Free-GVC: Towards Training-Free Extreme Generative Video Compression with Temporal Coherence

TL;DR

Free-GVC reframes video compression as diffusion-guided latent trajectory coding that operates training-free at the group-of-pictures (GOP) level, leveraging a pretrained video diffusion prior to synthesize temporally coherent reconstructions. It introduces Adaptive Quality Control to online-tune diffusion steps per GOP and Inter-GOP Alignment to fuse overlapping latent regions, significantly reducing flicker across GOP boundaries. Empirically, Free-GVC attains substantial perceptual gains (e.g., a BD-Rate reduction of $93.29\%$ in DISTS vs. DCVC-RT) and is preferred in user studies at ultra-low bitrates, while maintaining competitive distortion metrics. This approach offers a practical path to high-quality generative video compression without model retraining, enabling flexible bitrate control and improved temporal stability in challenging streaming scenarios.

Abstract

Building on recent advances in video generation, generative video compression has emerged as a new paradigm for achieving visually pleasing reconstructions. However, existing methods exhibit limited exploitation of temporal correlations, causing noticeable flicker and degraded temporal coherence at ultra-low bitrates. In this paper, we propose Free-GVC, a training-free generative video compression framework that reformulates video coding as latent trajectory compression guided by a video diffusion prior. Our method operates at the group-of-pictures (GOP) level, encoding video segments into a compact latent space and progressively compressing them along the diffusion trajectory. To ensure perceptually consistent reconstruction across GOPs, we introduce an Adaptive Quality Control module that dynamically constructs an online rate-perception surrogate model to predict the optimal diffusion step for each GOP. In addition, an Inter-GOP Alignment module establishes frame overlap and performs latent fusion between adjacent groups, thereby mitigating flicker and enhancing temporal coherence. Experiments show that Free-GVC achieves an average of 93.29% BD-Rate reduction in DISTS over the latest neural codec DCVC-RT, and a user study further confirms its superior perceptual quality and temporal coherence at ultra-low bitrates.

Figures (11)

• Figure 1: Comparison of generative video compression paradigms. (a) Frame-wise generation introduces frame-level flicker and requires training. (b) Group-wise generation ignores correlations across adjacent groups, leading to temporal discontinuities, and also requires training. (c) Our training-free method fuses inter-group information to achieve temporally coherent compression.
• Figure 2: Qualitative comparison at ultra-low bitrates.
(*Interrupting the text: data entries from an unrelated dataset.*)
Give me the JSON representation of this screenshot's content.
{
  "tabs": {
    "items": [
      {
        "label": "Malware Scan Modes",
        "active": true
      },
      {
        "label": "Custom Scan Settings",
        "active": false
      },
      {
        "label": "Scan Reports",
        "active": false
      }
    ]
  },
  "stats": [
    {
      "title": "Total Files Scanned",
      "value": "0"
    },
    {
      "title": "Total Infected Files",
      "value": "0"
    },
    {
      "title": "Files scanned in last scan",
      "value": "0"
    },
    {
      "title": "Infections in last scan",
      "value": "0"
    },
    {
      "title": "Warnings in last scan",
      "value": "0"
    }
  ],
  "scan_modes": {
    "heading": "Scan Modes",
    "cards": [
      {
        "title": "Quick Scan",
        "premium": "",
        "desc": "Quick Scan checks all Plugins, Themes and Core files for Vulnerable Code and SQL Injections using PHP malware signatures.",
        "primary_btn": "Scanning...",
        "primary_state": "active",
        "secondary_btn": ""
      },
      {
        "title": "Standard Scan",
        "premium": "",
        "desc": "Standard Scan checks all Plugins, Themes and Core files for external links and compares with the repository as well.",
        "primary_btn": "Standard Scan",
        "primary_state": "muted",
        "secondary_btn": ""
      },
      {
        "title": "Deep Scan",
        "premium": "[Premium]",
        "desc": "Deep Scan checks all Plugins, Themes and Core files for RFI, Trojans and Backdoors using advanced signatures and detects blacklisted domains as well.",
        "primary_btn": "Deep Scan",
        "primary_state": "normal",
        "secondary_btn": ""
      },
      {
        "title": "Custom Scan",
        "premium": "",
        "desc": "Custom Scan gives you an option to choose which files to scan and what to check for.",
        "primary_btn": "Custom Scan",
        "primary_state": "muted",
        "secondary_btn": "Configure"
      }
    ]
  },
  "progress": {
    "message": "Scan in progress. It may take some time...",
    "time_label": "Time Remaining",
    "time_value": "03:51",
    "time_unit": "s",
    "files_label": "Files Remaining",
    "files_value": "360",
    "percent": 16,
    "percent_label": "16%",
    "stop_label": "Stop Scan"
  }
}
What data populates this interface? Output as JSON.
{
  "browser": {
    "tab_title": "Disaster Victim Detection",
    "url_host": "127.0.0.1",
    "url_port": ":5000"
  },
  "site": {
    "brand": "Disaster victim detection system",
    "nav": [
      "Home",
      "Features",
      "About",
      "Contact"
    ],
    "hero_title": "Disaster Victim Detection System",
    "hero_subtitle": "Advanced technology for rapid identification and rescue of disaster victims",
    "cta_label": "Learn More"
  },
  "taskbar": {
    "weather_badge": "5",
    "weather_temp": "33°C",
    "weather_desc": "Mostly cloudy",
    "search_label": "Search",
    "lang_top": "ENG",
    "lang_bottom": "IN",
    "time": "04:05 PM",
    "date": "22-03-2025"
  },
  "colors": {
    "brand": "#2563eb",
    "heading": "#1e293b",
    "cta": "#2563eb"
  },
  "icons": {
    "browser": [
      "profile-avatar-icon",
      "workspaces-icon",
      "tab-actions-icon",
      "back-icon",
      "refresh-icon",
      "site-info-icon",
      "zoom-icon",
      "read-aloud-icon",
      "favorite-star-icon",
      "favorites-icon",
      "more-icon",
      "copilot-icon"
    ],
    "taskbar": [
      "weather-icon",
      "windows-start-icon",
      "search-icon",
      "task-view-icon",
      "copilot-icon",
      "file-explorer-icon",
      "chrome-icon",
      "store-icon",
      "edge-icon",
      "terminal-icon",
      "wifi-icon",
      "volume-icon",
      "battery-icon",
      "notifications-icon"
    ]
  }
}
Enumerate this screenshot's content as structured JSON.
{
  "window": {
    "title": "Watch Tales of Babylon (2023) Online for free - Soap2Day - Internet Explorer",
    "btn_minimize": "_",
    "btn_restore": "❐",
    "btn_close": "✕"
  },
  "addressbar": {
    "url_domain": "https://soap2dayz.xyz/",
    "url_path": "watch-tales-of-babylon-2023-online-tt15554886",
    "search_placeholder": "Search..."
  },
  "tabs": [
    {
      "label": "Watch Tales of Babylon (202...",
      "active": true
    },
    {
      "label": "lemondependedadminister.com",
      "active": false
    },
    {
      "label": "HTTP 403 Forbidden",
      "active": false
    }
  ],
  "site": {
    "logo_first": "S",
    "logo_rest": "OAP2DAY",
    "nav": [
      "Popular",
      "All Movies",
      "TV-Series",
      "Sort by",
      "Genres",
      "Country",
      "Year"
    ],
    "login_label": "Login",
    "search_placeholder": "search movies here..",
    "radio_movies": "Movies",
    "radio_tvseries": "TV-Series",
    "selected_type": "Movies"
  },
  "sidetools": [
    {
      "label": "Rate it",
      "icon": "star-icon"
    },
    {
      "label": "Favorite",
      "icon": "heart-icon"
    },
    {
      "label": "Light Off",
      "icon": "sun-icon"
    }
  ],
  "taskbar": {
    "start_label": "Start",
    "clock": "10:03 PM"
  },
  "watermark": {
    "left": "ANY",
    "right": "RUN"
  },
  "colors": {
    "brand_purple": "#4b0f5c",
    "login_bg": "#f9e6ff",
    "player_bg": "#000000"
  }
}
The left part illustrates temporal coherence measured by tOF, while the right part compares perceptual quality evaluated by DISTS. Free-GVC achieves the best perceptual quality at the lowest bitrate while maintaining strong temporal consistency. Distortion-oriented codecs, including VVC Bross_2021_TCSVT_VVC, DCVC-RT Jia_25_CVPR_DCVCRT, and DCVC-FM Li_24_CVPR_DCVCFM, preserve temporal coherence but suffer from perceptual degradation. In contrast, generative codecs such as GLC-Video Qi_25_TCSVT_GLCVideo produce rich textures but exhibit misalignment with the ground truth and adjacent frames. $\downarrow$ indicates lower values are better.
• Figure 3: Overview of Free-GVC framework. (a) Inter-GOP Alignment: The input video is divided into GOPs with overlapping frames, which are fused in the latent space during decoding to ensure temporal continuity across GOP boundaries. (b) Diffusion Trajectory Compression: Each latent $\mathbf{y}_k$ is progressively coded along the diffusion trajectory using RCC to obtain $\mathbf{z}_{t^*}$, which is then denoised at the decoder. Gray curves denote possible random denoising paths, with the selected one highlighted in orange and blue. (c) Adaptive Quality Control: An online rate--perception surrogate model predicts the optimal diffusion timestep $t^*$ for each GOP to achieve the target perceptual quality.
• Figure 4: Progressive compression process of frame 24 from the videoSRC25 sequence in the MCL-JCV dataset.
• Figure 5: Fitting performance of different models for the relationship between bitrate and perception across different sequences.